Giuseppe Milan, professore ordinario di Pedagogia interculturale e sociale all’Università di Padova, ripropone, per Città Nuova Editrice, “Educare all’incontro. La pedagogia di Martin Buber”, (17 Euro), il cui motivo ispiratore è l’educazione dell’uomo (esperienza importantissima, imprescindibile, che fa parte dell’esperienza umana e la qualifica), che si fonda essenzialmente sul principio del dialogo, dell’Io-Tu e dell’Io-Esso, e allora: io-tu-noi-mondo. Le relazioni interpersonali dunque alla base anche dei rapporti tra le comunità, le culture, le civiltà e dunque anche fra chi educa e chi chiede educazione.
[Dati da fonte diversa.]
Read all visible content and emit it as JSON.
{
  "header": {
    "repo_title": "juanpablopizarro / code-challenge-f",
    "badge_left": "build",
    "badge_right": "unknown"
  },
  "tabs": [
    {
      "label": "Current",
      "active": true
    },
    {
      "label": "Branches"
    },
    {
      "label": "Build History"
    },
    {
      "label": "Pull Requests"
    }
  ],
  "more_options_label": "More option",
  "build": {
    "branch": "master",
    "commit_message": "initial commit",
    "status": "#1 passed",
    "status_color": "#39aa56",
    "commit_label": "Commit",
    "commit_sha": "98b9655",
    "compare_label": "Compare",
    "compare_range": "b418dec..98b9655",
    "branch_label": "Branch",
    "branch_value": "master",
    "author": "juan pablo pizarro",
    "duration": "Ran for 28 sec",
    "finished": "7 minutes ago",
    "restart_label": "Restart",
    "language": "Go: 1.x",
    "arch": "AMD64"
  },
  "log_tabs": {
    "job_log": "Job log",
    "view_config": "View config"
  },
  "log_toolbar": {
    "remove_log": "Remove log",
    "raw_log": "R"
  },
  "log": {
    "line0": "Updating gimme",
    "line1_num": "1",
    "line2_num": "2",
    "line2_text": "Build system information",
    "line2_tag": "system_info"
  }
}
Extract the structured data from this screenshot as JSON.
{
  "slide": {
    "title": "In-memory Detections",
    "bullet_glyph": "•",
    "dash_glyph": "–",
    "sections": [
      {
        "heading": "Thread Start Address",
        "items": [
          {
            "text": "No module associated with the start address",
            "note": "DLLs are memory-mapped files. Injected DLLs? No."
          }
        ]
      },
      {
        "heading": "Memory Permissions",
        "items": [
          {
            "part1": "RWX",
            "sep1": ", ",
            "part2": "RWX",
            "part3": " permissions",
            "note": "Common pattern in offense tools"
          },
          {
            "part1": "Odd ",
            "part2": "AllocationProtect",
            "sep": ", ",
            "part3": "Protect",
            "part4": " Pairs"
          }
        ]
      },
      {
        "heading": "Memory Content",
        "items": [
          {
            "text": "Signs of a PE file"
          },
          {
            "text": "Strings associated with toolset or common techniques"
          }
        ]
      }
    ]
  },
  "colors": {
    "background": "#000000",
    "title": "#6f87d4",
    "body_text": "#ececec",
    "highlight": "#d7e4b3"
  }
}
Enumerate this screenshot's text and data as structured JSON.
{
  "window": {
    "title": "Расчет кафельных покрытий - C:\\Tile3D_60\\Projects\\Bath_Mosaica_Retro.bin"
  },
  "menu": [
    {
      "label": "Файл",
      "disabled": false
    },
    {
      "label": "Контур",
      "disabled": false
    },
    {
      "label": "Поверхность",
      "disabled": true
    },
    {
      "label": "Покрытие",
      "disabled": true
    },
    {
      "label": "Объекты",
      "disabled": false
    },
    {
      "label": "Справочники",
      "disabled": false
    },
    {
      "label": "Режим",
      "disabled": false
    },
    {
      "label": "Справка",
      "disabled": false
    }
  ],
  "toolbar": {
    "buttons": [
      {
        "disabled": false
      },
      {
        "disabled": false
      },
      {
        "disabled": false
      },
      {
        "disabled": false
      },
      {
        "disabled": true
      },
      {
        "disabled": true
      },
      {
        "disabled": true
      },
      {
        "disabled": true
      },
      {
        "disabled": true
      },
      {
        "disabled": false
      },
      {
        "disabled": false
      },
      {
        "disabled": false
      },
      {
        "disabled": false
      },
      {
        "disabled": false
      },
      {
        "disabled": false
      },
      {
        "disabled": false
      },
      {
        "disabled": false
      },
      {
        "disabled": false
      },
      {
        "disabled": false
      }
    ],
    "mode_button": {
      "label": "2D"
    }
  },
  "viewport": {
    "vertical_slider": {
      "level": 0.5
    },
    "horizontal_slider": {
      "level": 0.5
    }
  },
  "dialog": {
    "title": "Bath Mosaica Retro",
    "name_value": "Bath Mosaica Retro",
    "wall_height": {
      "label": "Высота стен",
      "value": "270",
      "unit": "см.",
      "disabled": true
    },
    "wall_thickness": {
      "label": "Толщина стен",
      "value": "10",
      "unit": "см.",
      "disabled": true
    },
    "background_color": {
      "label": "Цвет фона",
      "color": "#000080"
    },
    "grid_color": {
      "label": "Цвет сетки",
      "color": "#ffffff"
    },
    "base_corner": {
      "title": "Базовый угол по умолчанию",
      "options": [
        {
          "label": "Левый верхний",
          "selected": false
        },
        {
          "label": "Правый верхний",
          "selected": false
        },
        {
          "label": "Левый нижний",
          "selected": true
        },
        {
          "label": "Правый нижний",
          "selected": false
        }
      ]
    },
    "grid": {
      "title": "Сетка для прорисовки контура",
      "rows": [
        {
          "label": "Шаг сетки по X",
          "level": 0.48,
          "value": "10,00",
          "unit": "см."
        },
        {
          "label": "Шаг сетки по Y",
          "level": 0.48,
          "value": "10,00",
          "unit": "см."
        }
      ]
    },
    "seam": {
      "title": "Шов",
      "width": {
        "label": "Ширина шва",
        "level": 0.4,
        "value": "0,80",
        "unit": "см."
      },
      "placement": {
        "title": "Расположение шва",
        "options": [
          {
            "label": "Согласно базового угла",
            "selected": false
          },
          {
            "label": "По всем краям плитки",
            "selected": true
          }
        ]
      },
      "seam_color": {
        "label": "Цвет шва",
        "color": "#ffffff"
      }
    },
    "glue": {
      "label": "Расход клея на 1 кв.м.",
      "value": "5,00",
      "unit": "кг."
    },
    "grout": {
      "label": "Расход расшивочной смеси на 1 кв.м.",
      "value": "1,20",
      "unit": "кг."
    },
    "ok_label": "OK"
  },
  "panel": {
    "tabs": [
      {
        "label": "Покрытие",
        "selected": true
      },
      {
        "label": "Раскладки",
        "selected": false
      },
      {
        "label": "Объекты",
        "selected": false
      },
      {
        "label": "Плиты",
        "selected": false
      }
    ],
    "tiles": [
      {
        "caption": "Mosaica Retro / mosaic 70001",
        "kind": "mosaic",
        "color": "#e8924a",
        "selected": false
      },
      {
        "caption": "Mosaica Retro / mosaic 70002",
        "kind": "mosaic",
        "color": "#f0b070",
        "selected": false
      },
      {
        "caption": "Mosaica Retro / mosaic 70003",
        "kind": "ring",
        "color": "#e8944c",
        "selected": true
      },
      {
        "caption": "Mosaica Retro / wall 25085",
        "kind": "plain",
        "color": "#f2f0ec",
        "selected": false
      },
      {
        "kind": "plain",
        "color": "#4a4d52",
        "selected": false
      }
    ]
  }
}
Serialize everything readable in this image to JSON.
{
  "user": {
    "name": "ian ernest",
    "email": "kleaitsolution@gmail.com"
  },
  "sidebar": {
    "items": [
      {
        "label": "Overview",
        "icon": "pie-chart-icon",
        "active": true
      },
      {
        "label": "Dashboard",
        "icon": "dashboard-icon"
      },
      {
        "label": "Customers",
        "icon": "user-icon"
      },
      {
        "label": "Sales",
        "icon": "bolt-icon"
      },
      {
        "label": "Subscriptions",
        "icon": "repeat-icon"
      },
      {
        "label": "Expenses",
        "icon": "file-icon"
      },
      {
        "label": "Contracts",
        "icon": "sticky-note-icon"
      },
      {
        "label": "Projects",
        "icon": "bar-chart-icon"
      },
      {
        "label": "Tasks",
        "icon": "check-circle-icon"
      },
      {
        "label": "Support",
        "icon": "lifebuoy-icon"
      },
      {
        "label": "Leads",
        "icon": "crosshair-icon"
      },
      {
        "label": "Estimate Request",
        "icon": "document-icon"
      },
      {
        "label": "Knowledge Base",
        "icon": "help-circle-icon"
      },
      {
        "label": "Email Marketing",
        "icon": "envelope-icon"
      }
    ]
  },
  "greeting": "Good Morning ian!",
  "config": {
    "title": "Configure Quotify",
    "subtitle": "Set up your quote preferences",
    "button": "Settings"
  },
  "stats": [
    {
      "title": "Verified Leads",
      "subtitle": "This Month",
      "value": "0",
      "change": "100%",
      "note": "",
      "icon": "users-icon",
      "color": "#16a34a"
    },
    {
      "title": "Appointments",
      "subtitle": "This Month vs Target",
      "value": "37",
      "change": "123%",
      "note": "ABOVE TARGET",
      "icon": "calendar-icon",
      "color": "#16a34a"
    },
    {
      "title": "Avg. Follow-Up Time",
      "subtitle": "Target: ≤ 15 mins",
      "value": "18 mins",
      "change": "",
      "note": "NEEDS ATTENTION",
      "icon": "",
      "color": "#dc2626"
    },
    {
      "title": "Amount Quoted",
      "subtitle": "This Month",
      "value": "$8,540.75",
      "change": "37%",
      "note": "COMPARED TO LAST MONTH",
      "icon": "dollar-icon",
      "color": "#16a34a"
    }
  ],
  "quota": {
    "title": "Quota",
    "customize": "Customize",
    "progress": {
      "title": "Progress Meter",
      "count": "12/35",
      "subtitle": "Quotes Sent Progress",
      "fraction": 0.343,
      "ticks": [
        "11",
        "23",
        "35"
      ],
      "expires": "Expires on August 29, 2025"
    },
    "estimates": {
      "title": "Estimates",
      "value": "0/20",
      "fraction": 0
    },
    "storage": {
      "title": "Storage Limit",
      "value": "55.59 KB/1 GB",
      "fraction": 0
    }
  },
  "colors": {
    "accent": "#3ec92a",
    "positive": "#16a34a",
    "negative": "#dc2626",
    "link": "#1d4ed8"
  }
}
Tuttavia le relazioni dialogiche all’interno di una scolaresca non sono attività programmabili a tavolino, né pianificabili, ma nascono dalla relazione aperta e irrinunciabile tra l’educatore, l’educando e il mondo, considerato pure, sostiene Buber, che “educare significa fare anche una sezione del mondo affinché agisca su di una persona attraverso un’altra persona“.
Il lavoro di Milan consiste proprio nel riprendere l’idea chiave buberiana che affonda le sue convinzioni essenziali nella dinamica relazionale; questa, per compiersi in modo autentico ed attivo, deve sottostare al principio dialogico, il quale fra l’altro, ponendosi come base, implica il riconoscimento dell’altro e quindi una reciproca apertura verso la conoscenza.
Il principio platonico e agostiniano del dialogo come mezzo di conoscenza, dal momento che l’educazione, per affermarsi come tale, ha bisogno di una continua realizzazione di reciprocità con l’educando o con l’altro da sé, che è anche il mondo e tutto ciò che nel mondo gravita.
Insomma, il problema pedagogico si lega a quello etico dell’esistenza, fondendosi, per cui le esperienze etiche e morali del docente diventano mezzo del processo auto-educativo ed educativo dell’alunno, configurandosi come apertura, incontro, dialogo. In tale relazione si attua l’autentica libertà, quando cioè l’uomo prende coscienza di se stesso nel rapporto con l’altro.